General Authorization: 

This type of authorization is broad and covers a wide range of matters, allowing the attorney to act on behalf of the company in various capacities.

Specific Authorization: 

In contrast, this authorization is limited to particular matters, meaning that the attorney's power to act is confined to specific transactions or decisions.

b. Location of Authority

The authorization of an attorney can pertain to actions taken either within India or outside India, allowing for flexibility in business operations, especially for companies engaged in international transactions.

c. Common Seal Requirement

If the company possesses a common seal, any authorization must be executed under this seal. 

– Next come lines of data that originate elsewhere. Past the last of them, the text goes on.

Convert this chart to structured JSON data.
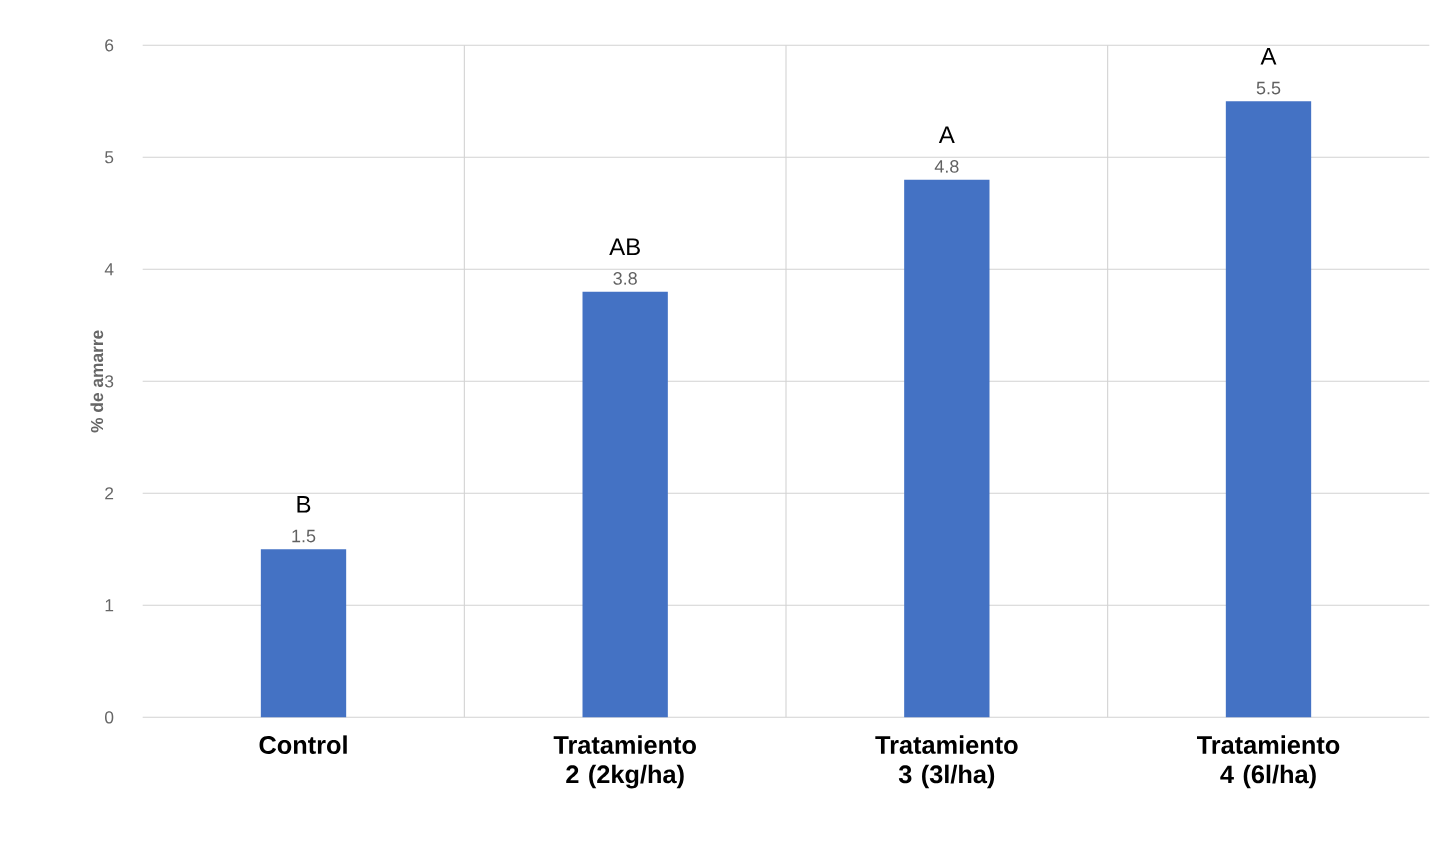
{
  "chart_data": {
    "type": "bar",
    "ylabel": "% de amarre",
    "categories": [
      "Control",
      "Tratamiento 2 (2kg/ha)",
      "Tratamiento 3 (3l/ha)",
      "Tratamiento 4 (6l/ha)"
    ],
    "values": [
      1.5,
      3.8,
      4.8,
      5.5
    ],
    "color": "#4472c4",
    "data_labels": true,
    "ylim": [
      0,
      6
    ],
    "yticks": [
      0,
      1,
      2,
      3,
      4,
      5,
      6
    ],
    "grid": true,
    "annotations": [
      {
        "text": "B",
        "x": "Control",
        "y": 1.5
      },
      {
        "text": "AB",
        "x": "Tratamiento 2 (2kg/ha)",
        "y": 3.8
      },
      {
        "text": "A",
        "x": "Tratamiento 3 (3l/ha)",
        "y": 4.8
      },
      {
        "text": "A",
        "x": "Tratamiento 4 (6l/ha)",
        "y": 5.5
      }
    ]
  }
}
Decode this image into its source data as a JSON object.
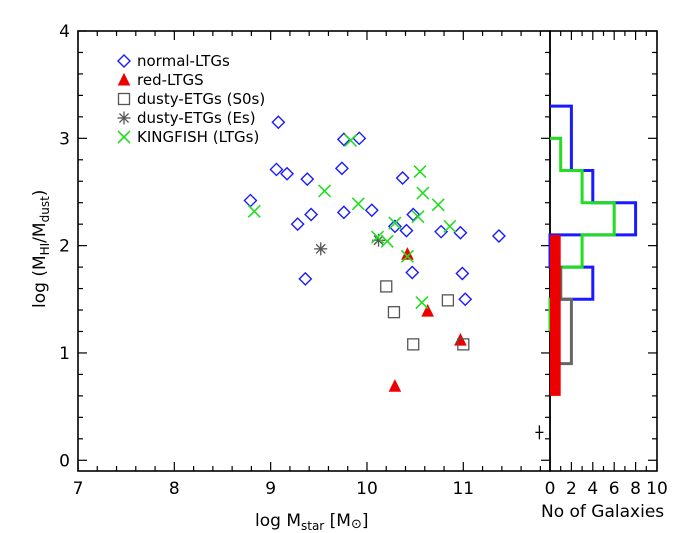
{
  "chart_data": {
    "type": "scatter",
    "xlabel": "log M_star [M_sun]",
    "xlabel_parts": {
      "main": "log M",
      "sub": "star",
      "bracket_open": " [M",
      "bracket_close": "]"
    },
    "ylabel_parts": {
      "main": "log (M",
      "sub1": "HI",
      "mid": "/M",
      "sub2": "dust",
      "close": ")"
    },
    "xlim": [
      7,
      11.9
    ],
    "ylim": [
      -0.1,
      4
    ],
    "xticks": [
      "7",
      "8",
      "9",
      "10",
      "11"
    ],
    "yticks": [
      "0",
      "1",
      "2",
      "3",
      "4"
    ],
    "legend": [
      {
        "label": "normal-LTGs",
        "marker": "diamond",
        "color": "#1a1aff"
      },
      {
        "label": "red-LTGS",
        "marker": "triangle",
        "color": "#ee0000"
      },
      {
        "label": "dusty-ETGs (S0s)",
        "marker": "square",
        "color": "#555555"
      },
      {
        "label": "dusty-ETGs (Es)",
        "marker": "asterisk",
        "color": "#555555"
      },
      {
        "label": "KINGFISH (LTGs)",
        "marker": "x",
        "color": "#22dd22"
      }
    ],
    "series": [
      {
        "name": "normal-LTGs",
        "marker": "diamond",
        "color": "#1a1aff",
        "points": [
          [
            8.79,
            2.42
          ],
          [
            9.08,
            3.15
          ],
          [
            9.06,
            2.71
          ],
          [
            9.17,
            2.67
          ],
          [
            9.28,
            2.2
          ],
          [
            9.38,
            2.62
          ],
          [
            9.42,
            2.29
          ],
          [
            9.36,
            1.69
          ],
          [
            9.76,
            2.99
          ],
          [
            9.74,
            2.72
          ],
          [
            9.76,
            2.31
          ],
          [
            9.92,
            3.0
          ],
          [
            10.05,
            2.33
          ],
          [
            10.29,
            2.18
          ],
          [
            10.37,
            2.63
          ],
          [
            10.41,
            2.14
          ],
          [
            10.48,
            2.29
          ],
          [
            10.47,
            1.75
          ],
          [
            10.77,
            2.13
          ],
          [
            10.97,
            2.12
          ],
          [
            10.99,
            1.74
          ],
          [
            11.02,
            1.5
          ],
          [
            11.37,
            2.09
          ]
        ]
      },
      {
        "name": "red-LTGS",
        "marker": "triangle",
        "color": "#ee0000",
        "points": [
          [
            10.42,
            1.92
          ],
          [
            10.29,
            0.69
          ],
          [
            10.63,
            1.39
          ],
          [
            10.97,
            1.12
          ]
        ]
      },
      {
        "name": "dusty-ETGs (S0s)",
        "marker": "square",
        "color": "#555555",
        "points": [
          [
            10.2,
            1.62
          ],
          [
            10.28,
            1.38
          ],
          [
            10.48,
            1.08
          ],
          [
            10.84,
            1.49
          ],
          [
            11.0,
            1.08
          ]
        ]
      },
      {
        "name": "dusty-ETGs (Es)",
        "marker": "asterisk",
        "color": "#555555",
        "points": [
          [
            9.52,
            1.97
          ],
          [
            10.12,
            2.05
          ]
        ]
      },
      {
        "name": "KINGFISH (LTGs)",
        "marker": "x",
        "color": "#22dd22",
        "points": [
          [
            8.83,
            2.32
          ],
          [
            9.56,
            2.51
          ],
          [
            9.83,
            2.98
          ],
          [
            9.91,
            2.39
          ],
          [
            10.11,
            2.08
          ],
          [
            10.21,
            2.04
          ],
          [
            10.29,
            2.21
          ],
          [
            10.42,
            1.9
          ],
          [
            10.53,
            2.27
          ],
          [
            10.55,
            2.69
          ],
          [
            10.58,
            2.49
          ],
          [
            10.74,
            2.38
          ],
          [
            10.86,
            2.18
          ],
          [
            10.57,
            1.47
          ]
        ]
      }
    ],
    "errorbar": {
      "x": 11.79,
      "y": 0.26
    },
    "histogram": {
      "xlabel": "No of Galaxies",
      "xticks": [
        "0",
        "2",
        "4",
        "6",
        "8",
        "10"
      ],
      "xlim": [
        0,
        10
      ],
      "series": [
        {
          "name": "normal-LTGs",
          "color": "#1a1aff",
          "bins": [
            [
              1.5,
              1.8,
              4
            ],
            [
              1.8,
              2.1,
              0
            ],
            [
              2.1,
              2.4,
              8
            ],
            [
              2.4,
              2.7,
              4
            ],
            [
              2.7,
              3.0,
              2
            ],
            [
              3.0,
              3.3,
              2
            ]
          ]
        },
        {
          "name": "KINGFISH (LTGs)",
          "color": "#22dd22",
          "bins": [
            [
              1.2,
              1.5,
              0
            ],
            [
              1.5,
              1.8,
              1
            ],
            [
              1.8,
              2.1,
              3
            ],
            [
              2.1,
              2.4,
              6
            ],
            [
              2.4,
              2.7,
              3
            ],
            [
              2.7,
              3.0,
              1
            ]
          ]
        },
        {
          "name": "dusty-ETGs",
          "color": "#666666",
          "bins": [
            [
              0.9,
              1.2,
              2
            ],
            [
              1.2,
              1.5,
              2
            ],
            [
              1.5,
              1.8,
              1
            ]
          ]
        },
        {
          "name": "red-LTGS",
          "color": "#ee0000",
          "filled": true,
          "bins": [
            [
              0.6,
              2.1,
              1
            ]
          ]
        }
      ]
    }
  }
}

The common seal serves as a formal mark of the company and provides an additional layer of authenticity to the documents executed.

d. Without Common Seal

If the company does not have a common seal, the process for authorization must follow specific protocols:

Two Directors: 

In the absence of a common seal, the authorization must be signed by two directors of the company. 

This requirement ensures that there is a collective agreement from the company's leadership regarding the authorization.

A Director and the Company Secretary: 

In cases where a Company Secretary has been appointed, the authorization may be executed by a director alongside the Company Secretary. 

This provision recognizes the role of the Company Secretary in corporate governance and adds another layer of oversight to the authorization process.

3. Binding Nature of Authorized Deeds

a. Effect of Authorization

The deeds signed by an attorney, who has been duly authorized as described in this section and executed under the attorney's seal, will bind the company as if the company had executed the deed directly. 

This means that any actions taken by the attorney under the given authorization carry the same legal weight and implications as if the company itself had engaged in those actions. 

This binding nature of authorized deeds ensures that third parties can rely on the validity of the transactions carried out by the attorney, thus facilitating smoother business operations and legal compliance. 

It also underscores the importance of properly authorizing individuals to act on behalf of the company, as such actions will have direct legal consequences for the company.